Recherche sur l’embryon: le principe d’interdiction n’empêche pas les autorisations de recherche

Publié le : 30 mai 2013

 A l’occasion des 3è journées de l’Agence de la biomédecine (ABM), les 30 et 31 mai 2013, Emmanuelle Prada-Bordenave, directrice générale de l’agence, a fait le point sur les dérogations de recherche sur l’embryon. Ainsi, depuis 2005, « plus de 70 projets de recherche sur l’embryon ou les cellules souches embryonnaires humaines (CSEh) ont été autorisés à titre dérogatoire par [l’agence] […] dont deux pourraient déboucher assez rapidement sur des essais cliniques« . Seuls 12 projets ont été rejetés.
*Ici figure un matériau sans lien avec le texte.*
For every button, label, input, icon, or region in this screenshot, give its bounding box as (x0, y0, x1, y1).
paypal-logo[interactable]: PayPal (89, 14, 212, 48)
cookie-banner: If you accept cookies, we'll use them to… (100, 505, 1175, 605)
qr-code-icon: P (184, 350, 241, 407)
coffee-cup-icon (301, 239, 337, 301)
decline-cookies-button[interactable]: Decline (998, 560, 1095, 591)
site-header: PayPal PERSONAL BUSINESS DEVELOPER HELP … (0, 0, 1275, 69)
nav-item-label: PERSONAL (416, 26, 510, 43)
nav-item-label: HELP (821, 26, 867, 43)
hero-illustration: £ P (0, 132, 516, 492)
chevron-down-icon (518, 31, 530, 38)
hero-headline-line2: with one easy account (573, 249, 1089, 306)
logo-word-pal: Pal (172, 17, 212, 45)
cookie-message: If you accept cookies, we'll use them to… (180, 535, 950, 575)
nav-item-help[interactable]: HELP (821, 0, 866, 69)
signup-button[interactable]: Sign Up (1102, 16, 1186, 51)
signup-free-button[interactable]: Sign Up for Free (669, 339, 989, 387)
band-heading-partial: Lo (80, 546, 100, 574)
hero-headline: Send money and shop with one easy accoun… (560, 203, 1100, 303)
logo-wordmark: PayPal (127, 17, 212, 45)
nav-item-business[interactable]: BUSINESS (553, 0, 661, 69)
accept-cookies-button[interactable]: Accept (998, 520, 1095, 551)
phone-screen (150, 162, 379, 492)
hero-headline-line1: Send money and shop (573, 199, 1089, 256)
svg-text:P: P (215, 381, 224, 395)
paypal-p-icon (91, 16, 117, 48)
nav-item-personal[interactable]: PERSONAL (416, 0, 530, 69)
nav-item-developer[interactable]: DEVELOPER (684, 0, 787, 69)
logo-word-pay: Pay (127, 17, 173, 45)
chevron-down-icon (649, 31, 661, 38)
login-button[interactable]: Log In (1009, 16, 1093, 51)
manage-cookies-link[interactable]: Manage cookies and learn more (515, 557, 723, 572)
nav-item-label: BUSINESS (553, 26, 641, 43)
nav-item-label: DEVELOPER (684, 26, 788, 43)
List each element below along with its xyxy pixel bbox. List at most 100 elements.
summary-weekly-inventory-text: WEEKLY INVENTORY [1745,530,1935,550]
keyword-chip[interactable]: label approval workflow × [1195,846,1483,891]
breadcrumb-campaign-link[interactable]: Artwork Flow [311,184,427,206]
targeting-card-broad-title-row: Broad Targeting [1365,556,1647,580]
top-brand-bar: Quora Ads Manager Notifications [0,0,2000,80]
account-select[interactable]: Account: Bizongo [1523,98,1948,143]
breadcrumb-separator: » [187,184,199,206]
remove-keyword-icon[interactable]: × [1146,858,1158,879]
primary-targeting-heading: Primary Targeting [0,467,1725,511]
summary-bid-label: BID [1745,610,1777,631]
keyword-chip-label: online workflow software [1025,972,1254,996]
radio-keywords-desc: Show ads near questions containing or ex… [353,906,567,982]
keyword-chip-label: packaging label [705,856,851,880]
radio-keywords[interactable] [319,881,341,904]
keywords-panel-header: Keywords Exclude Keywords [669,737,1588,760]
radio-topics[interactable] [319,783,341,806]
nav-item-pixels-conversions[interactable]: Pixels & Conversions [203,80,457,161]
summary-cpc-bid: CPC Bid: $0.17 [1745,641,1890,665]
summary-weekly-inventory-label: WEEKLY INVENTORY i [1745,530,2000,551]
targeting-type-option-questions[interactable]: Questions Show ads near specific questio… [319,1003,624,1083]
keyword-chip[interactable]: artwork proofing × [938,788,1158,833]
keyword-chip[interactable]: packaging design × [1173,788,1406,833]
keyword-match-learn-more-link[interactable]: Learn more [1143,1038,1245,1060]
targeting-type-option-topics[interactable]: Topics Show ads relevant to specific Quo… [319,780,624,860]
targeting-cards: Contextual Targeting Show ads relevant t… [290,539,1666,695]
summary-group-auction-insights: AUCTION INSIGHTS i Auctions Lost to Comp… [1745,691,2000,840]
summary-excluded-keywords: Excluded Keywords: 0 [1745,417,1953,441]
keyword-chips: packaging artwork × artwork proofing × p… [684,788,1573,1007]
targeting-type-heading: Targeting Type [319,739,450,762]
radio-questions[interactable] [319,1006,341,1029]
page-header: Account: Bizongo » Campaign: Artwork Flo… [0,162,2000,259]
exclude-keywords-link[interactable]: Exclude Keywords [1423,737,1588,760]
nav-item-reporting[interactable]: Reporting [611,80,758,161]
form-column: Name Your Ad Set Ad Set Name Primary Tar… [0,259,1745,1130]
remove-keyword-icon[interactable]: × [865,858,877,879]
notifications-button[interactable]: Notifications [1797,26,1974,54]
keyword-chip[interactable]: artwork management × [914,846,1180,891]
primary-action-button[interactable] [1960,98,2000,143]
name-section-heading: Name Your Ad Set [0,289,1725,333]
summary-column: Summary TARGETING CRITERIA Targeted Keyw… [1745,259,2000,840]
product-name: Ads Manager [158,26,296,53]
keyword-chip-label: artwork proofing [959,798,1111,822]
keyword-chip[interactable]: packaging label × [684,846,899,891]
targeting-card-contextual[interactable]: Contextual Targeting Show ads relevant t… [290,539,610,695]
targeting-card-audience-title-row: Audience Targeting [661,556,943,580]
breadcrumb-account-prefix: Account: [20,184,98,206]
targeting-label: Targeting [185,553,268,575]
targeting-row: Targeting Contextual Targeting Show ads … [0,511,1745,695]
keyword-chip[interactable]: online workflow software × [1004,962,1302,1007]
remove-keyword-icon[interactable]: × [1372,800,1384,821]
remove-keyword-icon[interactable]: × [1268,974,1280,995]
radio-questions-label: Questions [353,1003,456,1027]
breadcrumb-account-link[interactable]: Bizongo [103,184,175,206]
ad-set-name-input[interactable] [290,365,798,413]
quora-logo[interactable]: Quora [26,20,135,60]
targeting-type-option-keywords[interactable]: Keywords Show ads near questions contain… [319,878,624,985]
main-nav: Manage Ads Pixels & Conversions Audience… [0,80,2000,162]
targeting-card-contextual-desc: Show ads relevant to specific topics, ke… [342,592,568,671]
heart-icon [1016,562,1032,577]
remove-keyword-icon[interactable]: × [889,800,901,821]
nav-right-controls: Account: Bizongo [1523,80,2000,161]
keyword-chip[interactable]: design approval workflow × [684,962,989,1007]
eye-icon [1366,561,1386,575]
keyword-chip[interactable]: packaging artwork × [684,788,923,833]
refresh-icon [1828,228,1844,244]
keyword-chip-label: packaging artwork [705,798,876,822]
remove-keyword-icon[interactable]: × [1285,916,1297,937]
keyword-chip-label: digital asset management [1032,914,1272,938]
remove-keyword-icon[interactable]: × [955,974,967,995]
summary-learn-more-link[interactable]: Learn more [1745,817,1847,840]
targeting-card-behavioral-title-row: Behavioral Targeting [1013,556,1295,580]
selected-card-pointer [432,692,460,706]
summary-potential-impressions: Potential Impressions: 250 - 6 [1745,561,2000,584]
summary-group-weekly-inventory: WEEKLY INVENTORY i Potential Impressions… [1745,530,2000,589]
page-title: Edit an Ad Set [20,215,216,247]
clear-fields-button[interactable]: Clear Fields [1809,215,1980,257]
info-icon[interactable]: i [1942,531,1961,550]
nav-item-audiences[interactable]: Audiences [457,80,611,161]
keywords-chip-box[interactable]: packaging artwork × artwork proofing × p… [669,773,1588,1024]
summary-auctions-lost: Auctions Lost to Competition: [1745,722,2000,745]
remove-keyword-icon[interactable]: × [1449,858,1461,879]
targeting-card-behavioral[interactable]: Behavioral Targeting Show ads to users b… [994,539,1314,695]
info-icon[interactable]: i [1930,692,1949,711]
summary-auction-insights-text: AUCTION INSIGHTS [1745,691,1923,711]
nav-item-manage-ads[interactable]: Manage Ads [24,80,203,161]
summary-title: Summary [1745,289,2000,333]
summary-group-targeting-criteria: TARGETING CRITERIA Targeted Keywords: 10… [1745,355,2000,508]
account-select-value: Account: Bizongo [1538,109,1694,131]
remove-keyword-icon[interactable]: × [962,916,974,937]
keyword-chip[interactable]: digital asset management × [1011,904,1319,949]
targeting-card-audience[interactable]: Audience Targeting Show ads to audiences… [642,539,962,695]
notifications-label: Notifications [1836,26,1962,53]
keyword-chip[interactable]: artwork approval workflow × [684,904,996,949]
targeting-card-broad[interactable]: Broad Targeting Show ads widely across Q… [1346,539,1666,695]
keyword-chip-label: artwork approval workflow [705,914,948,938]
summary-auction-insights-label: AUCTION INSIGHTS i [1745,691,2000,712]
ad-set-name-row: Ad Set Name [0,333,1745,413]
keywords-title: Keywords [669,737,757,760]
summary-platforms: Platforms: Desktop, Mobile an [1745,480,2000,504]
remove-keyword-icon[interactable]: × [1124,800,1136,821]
Ce chiffre est cependant à même d’interroger puisque la recherche sur l’embryon est par principe interdite en France depuis 2004, régime assorti de dérogations possibles depuis 2004. 

 

Au titre des projets les plus avancés, Emmanuelle-Prada Bordenave a mentionné « l’utilisation de cellules différenciées pour réparer le muscle cardiaque après un ifarctus et pour régénérer la peau dans certains cas d’ulcères qui ne guérissent pas« . Un troisième projet, moins avancé, concernerait l’oeil.